After attending last week's Conservative convention, Tasha Kheiridden wrote that the party was "a party under lockdown." In fact, the public was not welcome at the event:
Canadians, unfortunately, saw none of it, since reporters were banned from attending. In fact, the press was excluded from most of the convention. No events were open until the prime minister’s speech on Friday night. Velvet ropes and security guards kept reporters out of the day’s policy and constitutional debates. Reporters were not allowed to walk on the plenary floor the next day to talk to delegates during their policy deliberations.
The party also made every effort to make it as difficult and unpleasant for working journalists as possible. Few electrical outlets for laptops, no copies of the program book, no Internet access (unless you managed to pay after multiple tries). No water, at first (and when a few jugs were finally provided, no cups).
Mr. Harper has been at war with the press since he arrived in Ottawa. It's so much easier to govern when the people don't know what you're doing:
Harper figures that the average Canadian doesn’t care how he treats the media, and he’s probably right. But people should care, particularly the members of his own party. The reason Harper keeps the press in the dark is that he doesn’t like what most of them say about him. Limit their access to information, he figures, and you limit what they can report, and the damage they can do to his agenda.

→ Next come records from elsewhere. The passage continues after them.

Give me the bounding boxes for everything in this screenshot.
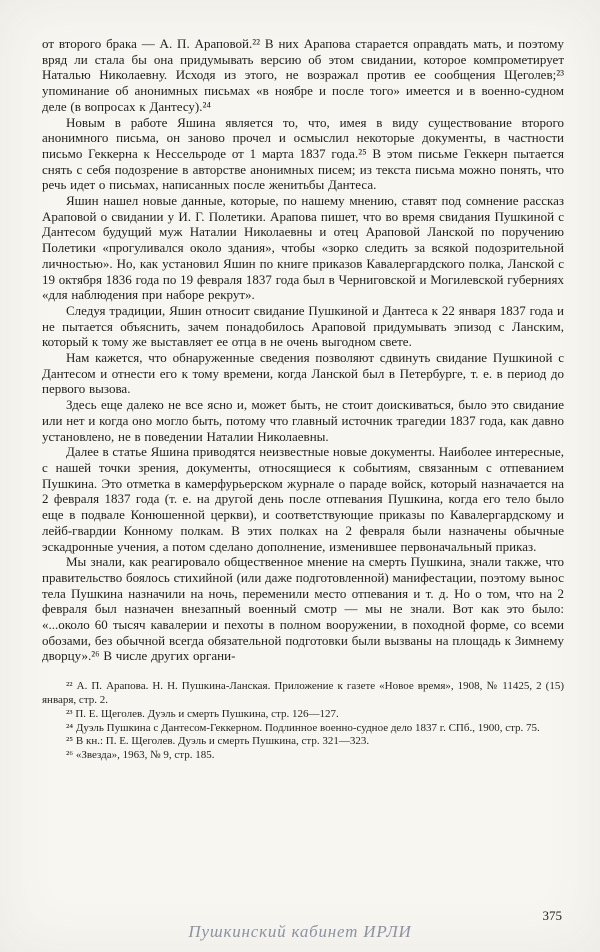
body-paragraph: Следуя традиции, Яшин относит свидание Пушкиной и Дантеса к 22 января 1837 года и не пытается объяснить, зачем понадобилось Араповой придумывать эпизод с Ланским, который к тому же выставляет ее отца в не очень выгодном свете.: [42, 302, 564, 350]
footnotes-block: [42, 680, 564, 763]
body-paragraph: Здесь еще далеко не все ясно и, может быть, не стоит доискиваться, было это свидание или нет и когда оно могло быть, потому что главный источник трагедии 1837 года, как давно установлено, не в поведении Наталии Николаевны.: [42, 397, 564, 444]
page-number: 375: [542, 908, 562, 923]
footnote: ²⁶ «Звезда», 1963, № 9, стр. 185.: [66, 749, 215, 762]
body-paragraph: Мы знали, как реагировало общественное мнение на смерть Пушкина, знали также, что правительство боялось стихийной (или даже подготовленной) манифестации, поэтому вынос тела Пушкина назначили на ночь, переменили место отпевания и т. д. Но о том, что на 2 февраля был назначен внезапный военный смотр — мы не знали. Вот как это было: «...около 60 тысяч кавалерии и пехоты в полном вооружении, в походной форме, со всеми обозами, без обычной всегда обязательной подготовки были вызваны на площадь к Зимнему дворцу».²⁶ В числе других органи-: [42, 554, 564, 664]
body-paragraph: от второго брака — А. П. Араповой.²² В них Арапова старается оправдать мать, и поэтому вряд ли стала бы она придумывать версию об этом свидании, которое компрометирует Наталью Николаевну. Исходя из этого, не возражал против ее сообщения Щеголев;²³ упоминание об анонимных письмах «в ноябре и после того» имеется и в военно-судном деле (в вопросах к Дантесу).²⁴: [42, 36, 564, 114]
footnote: ²⁵ В кн.: П. Е. Щеголев. Дуэль и смерть Пушкина, стр. 321—323.: [66, 735, 370, 748]
watermark: Пушкинский кабинет ИРЛИ: [188, 922, 412, 941]
body-paragraph: Нам кажется, что обнаруженные сведения позволяют сдвинуть свидание Пушкиной с Дантесом и отнести его к тому времени, когда Ланской был в Петербурге, т. е. в период до первого вызова.: [42, 350, 564, 397]
body-paragraph: Новым в работе Яшина является то, что, имея в виду существование второго анонимного письма, он заново прочел и осмыслил некоторые документы, в частности письмо Геккерна к Нессельроде от 1 марта 1837 года.²⁵ В этом письме Геккерн пытается снять с себя подозрение в авторстве анонимных писем; из текста письма можно понять, что речь идет о письмах, написанных после женитьбы Дантеса.: [42, 114, 564, 193]
body-text: [42, 36, 564, 664]
footnote: ²² А. П. Арапова. Н. Н. Пушкина-Ланская. Приложение к газете «Новое время», 1908, № 11425, 2 (15) января, стр. 2.: [42, 680, 564, 706]
body-paragraph: Яшин нашел новые данные, которые, по нашему мнению, ставят под сомнение рассказ Араповой о свидании у И. Г. Полетики. Арапова пишет, что во время свидания Пушкиной с Дантесом будущий муж Наталии Николаевны и отец Араповой Ланской по поручению Полетики «прогуливался около здания», чтобы «зорко следить за всякой подозрительной личностью». Но, как установил Яшин по книге приказов Кавалергардского полка, Ланской с 19 октября 1836 года по 19 февраля 1837 года был в Черниговской и Могилевской губерниях «для наблюдения при наборе рекрут».: [42, 193, 564, 303]
body-paragraph: Далее в статье Яшина приводятся неизвестные новые документы. Наиболее интересные, с нашей точки зрения, документы, относящиеся к событиям, связанным с отпеванием Пушкина. Это отметка в камерфурьерском журнале о параде войск, который назначается на 2 февраля 1837 года (т. е. на другой день после отпевания Пушкина, когда его тело было еще в подвале Конюшенной церкви), и соответствующие приказы по Кавалергардскому и лейб-гвардии Конному полкам. В этих полках на 2 февраля были назначены обычные эскадронные учения, а потом сделано дополнение, изменившее первоначальный приказ.: [42, 444, 564, 554]
footnote: ²³ П. Е. Щеголев. Дуэль и смерть Пушкина, стр. 126—127.: [66, 707, 339, 720]
page-footer: [0, 896, 600, 952]
footnote: ²⁴ Дуэль Пушкина с Дантесом-Геккерном. Подлинное военно-судное дело 1837 г. СПб., 1900, стр. 75.: [66, 721, 540, 734]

So Stephen Harper set the tone and the theme. "I could care less," he said. Self absorbed as he is, he believes that he knows what and how Canadians think and feel. He believes that if he can get enough Senators to do his bidding, he can get enough Canadians to follow suit.
What he doesn't understand is that the storm has only begun to break. Mike Duffy will not go silently. And, if the RCMP charges Nigel Wright -- a lawyer who knows that it's best to stay mum when you're under investigation -- Harper will be at the centre of a maelstrom.